What do TWs really do?

Subject: What do TWs really do?
From: John Wilson <jwilson -at- AMADEUS -dot- NET>
Date: Mon, 8 Mar 1999 09:53:35 +0100

What does a technical writer do? You would probably agree that most people
who employ or might employ technical writers do not really know what a TW
does. I would go further: technical writers themselves (at least, many of
the TWs I know personally) have difficulty in describing what they do, and
talk in generalities like about "clear, concise documentation", "suited to
the audience" and even "good English".

With answers like these, who can blame managers for treating us as grammar
checkers or text formatters? The above are all desirable outcomes, but
what do we do in real terms to achieve them?

There is considerable confusion within the profession about this simple
question. The STC journal had a feature "A proof-reading error as big as a
barn" with a photo of a misspelt sign or hoarding ("confectionary",
"gasaline", that sort of thing - hilarious, eh?). Of course TWs proof-read,
but in my view this was not the sort of thing to put in a professional
journal as it sends the message that our job is about proof-reading. Maybe
the STC would agree as I think the feature has been withdrawn now.

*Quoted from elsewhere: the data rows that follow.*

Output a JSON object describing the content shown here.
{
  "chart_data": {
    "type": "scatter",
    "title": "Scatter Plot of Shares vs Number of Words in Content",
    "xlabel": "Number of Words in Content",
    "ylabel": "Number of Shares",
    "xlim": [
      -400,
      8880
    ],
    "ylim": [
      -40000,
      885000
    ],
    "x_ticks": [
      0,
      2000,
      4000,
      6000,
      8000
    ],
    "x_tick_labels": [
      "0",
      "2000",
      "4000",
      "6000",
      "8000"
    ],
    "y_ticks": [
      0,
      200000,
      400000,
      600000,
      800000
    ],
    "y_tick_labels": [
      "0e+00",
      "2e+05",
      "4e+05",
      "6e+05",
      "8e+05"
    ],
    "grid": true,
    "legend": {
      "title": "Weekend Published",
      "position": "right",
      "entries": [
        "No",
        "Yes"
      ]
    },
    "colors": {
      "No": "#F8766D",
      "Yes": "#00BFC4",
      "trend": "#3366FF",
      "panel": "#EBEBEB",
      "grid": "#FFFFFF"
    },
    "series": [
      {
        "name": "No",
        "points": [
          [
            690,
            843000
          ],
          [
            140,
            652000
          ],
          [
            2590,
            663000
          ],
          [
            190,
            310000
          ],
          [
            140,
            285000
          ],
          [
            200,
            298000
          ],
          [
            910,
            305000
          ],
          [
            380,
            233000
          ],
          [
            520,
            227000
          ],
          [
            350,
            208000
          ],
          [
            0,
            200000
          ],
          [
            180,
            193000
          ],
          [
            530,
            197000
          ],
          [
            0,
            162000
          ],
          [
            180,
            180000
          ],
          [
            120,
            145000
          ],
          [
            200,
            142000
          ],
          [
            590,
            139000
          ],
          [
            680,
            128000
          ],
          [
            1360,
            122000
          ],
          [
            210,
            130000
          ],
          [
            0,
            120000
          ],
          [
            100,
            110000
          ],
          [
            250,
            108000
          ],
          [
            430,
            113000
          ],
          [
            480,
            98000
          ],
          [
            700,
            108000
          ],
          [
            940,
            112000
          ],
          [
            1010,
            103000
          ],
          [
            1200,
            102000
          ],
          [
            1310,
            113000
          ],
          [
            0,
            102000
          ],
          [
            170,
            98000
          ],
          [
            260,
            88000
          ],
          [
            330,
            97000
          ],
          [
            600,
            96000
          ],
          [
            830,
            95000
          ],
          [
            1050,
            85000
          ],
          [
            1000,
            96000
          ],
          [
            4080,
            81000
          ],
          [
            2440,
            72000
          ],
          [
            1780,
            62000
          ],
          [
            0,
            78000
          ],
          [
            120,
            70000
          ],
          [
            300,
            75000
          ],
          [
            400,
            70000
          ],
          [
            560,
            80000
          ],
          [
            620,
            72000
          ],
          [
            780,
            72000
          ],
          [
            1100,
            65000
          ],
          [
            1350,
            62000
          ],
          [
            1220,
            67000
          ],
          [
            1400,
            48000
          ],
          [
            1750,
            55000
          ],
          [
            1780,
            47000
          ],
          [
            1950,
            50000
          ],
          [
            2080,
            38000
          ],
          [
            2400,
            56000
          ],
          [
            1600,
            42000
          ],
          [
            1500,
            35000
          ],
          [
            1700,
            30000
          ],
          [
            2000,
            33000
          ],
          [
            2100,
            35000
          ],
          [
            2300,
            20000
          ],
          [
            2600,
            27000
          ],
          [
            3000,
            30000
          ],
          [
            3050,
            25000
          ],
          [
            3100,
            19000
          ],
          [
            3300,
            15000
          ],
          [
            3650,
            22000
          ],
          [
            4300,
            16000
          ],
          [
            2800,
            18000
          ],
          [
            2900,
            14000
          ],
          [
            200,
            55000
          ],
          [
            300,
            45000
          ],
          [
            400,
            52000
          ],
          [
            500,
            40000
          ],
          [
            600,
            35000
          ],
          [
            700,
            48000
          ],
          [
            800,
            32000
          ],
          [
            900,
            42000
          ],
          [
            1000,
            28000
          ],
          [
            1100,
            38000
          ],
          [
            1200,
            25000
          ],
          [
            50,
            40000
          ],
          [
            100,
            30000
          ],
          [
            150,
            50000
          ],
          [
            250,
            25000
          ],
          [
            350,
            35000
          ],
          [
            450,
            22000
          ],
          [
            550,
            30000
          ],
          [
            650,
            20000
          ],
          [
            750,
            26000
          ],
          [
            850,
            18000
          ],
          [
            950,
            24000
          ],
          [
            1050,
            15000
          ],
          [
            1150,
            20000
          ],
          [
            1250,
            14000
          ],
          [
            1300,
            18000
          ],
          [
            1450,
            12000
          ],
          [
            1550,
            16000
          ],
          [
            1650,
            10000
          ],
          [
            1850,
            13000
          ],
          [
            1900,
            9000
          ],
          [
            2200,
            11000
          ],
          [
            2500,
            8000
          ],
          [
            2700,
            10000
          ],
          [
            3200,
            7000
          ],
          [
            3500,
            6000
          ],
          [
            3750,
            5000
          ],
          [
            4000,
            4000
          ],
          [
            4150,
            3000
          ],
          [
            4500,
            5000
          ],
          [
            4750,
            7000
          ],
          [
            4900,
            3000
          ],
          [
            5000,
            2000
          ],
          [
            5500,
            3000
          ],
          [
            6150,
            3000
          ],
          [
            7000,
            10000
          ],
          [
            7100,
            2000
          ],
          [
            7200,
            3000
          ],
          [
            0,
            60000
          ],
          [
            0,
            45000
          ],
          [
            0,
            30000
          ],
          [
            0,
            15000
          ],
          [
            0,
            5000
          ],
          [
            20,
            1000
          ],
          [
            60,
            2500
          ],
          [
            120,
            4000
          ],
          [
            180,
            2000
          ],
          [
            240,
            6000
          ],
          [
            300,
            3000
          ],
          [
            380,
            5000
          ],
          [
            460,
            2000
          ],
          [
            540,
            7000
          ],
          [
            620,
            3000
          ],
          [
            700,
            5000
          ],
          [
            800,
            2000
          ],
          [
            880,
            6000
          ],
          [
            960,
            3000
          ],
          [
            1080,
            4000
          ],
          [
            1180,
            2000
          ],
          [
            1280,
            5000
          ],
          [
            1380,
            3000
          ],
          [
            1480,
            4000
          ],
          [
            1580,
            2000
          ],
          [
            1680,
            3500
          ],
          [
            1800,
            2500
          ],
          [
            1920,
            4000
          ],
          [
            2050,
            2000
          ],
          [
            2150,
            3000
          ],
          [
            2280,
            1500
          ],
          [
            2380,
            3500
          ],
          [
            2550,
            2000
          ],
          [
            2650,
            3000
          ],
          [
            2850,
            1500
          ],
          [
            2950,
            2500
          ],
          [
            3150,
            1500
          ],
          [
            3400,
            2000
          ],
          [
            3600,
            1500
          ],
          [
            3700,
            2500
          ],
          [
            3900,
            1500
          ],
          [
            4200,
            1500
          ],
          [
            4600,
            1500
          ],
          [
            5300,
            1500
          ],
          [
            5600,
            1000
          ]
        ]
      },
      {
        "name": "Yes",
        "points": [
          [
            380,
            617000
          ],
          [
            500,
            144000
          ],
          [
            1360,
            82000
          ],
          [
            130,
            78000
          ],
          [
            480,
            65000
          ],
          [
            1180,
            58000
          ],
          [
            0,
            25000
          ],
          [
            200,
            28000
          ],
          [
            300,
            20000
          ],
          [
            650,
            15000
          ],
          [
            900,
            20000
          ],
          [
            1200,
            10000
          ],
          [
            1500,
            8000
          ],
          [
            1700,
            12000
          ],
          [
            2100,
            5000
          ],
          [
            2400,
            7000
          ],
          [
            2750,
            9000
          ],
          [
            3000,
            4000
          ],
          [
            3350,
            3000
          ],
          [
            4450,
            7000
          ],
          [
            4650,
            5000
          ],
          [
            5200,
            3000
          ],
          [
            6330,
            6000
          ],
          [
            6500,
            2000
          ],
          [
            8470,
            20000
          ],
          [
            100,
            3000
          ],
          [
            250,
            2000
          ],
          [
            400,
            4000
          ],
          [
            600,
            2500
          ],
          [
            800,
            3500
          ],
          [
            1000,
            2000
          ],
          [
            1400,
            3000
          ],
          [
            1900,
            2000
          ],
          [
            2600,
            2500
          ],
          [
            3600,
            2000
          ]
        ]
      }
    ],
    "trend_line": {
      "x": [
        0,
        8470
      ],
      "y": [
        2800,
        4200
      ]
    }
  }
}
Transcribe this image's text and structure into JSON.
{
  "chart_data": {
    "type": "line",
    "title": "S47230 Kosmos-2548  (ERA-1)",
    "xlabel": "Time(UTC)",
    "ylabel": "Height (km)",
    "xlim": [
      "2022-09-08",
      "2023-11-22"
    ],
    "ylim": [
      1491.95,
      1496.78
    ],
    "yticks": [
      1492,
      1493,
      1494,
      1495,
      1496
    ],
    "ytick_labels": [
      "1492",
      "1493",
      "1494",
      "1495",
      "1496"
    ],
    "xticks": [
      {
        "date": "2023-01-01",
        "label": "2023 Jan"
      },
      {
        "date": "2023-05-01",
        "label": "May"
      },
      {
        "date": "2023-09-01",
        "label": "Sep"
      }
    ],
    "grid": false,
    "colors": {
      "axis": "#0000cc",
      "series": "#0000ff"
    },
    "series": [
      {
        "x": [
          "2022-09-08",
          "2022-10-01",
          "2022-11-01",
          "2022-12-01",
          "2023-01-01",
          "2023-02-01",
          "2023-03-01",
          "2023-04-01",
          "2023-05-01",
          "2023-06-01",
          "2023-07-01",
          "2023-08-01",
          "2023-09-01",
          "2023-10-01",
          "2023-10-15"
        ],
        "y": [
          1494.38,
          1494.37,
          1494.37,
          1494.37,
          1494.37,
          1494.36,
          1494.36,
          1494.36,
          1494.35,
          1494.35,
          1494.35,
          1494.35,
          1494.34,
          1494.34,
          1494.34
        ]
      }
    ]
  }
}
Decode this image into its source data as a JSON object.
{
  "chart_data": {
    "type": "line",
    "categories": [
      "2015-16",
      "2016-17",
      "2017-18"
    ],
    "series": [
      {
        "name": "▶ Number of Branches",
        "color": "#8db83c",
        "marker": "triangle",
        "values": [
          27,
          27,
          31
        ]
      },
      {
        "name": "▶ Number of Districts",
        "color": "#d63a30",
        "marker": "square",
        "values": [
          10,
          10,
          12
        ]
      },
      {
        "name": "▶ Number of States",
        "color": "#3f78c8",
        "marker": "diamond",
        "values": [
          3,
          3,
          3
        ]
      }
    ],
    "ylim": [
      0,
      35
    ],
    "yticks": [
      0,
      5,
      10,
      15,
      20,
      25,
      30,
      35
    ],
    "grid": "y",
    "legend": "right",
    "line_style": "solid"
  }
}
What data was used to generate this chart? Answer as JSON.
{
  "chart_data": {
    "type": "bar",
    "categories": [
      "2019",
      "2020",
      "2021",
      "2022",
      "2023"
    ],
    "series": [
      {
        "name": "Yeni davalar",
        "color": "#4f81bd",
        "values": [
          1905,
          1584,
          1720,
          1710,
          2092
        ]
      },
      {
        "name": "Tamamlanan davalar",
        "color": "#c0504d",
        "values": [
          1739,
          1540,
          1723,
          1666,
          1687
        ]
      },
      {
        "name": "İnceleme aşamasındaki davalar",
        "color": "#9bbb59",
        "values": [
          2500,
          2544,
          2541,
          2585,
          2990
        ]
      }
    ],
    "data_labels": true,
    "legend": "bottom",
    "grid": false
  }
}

Our job is bound to be misunderstood and undervalued unless we can describe
in a sentence or two what we do. It doesn't matter if the answer is not
perfect - we can argue forever, but I think it is important to be able to
answer the question in a concise way that has some meaning for a colleague
or potential employer. Especially as we are selling ourselves as

For example:
"A technical writer designs and implements effective ways to communicate
complex ideas to diverse audiences." (Steve Fouts in the list).
"Technical and professional writers interpret and communicate specialized
information for practical use." (Portland Community College definition
cited on the list).

I am not sure that either reply would help to convince a manager that he
needed such a person as part of a team. These are true as far as they go,
but are a bit too high-level, rather like saying that an engineer is
someone who builds bridges.

To try to answer the question: Technical writers deal in information. But
usually they do not create it: they take existing information and do thing
to it to make it fulfil a function. Maybe our definition of a TW's job
should be along the lines of what TWs do to information.

To take a common example, you are writing a reference manual for a software
product. The information you require is all there - in the product itself,
in a spec and in engineers' heads. In a sentence or two, what do you do to
this information to make the product usable?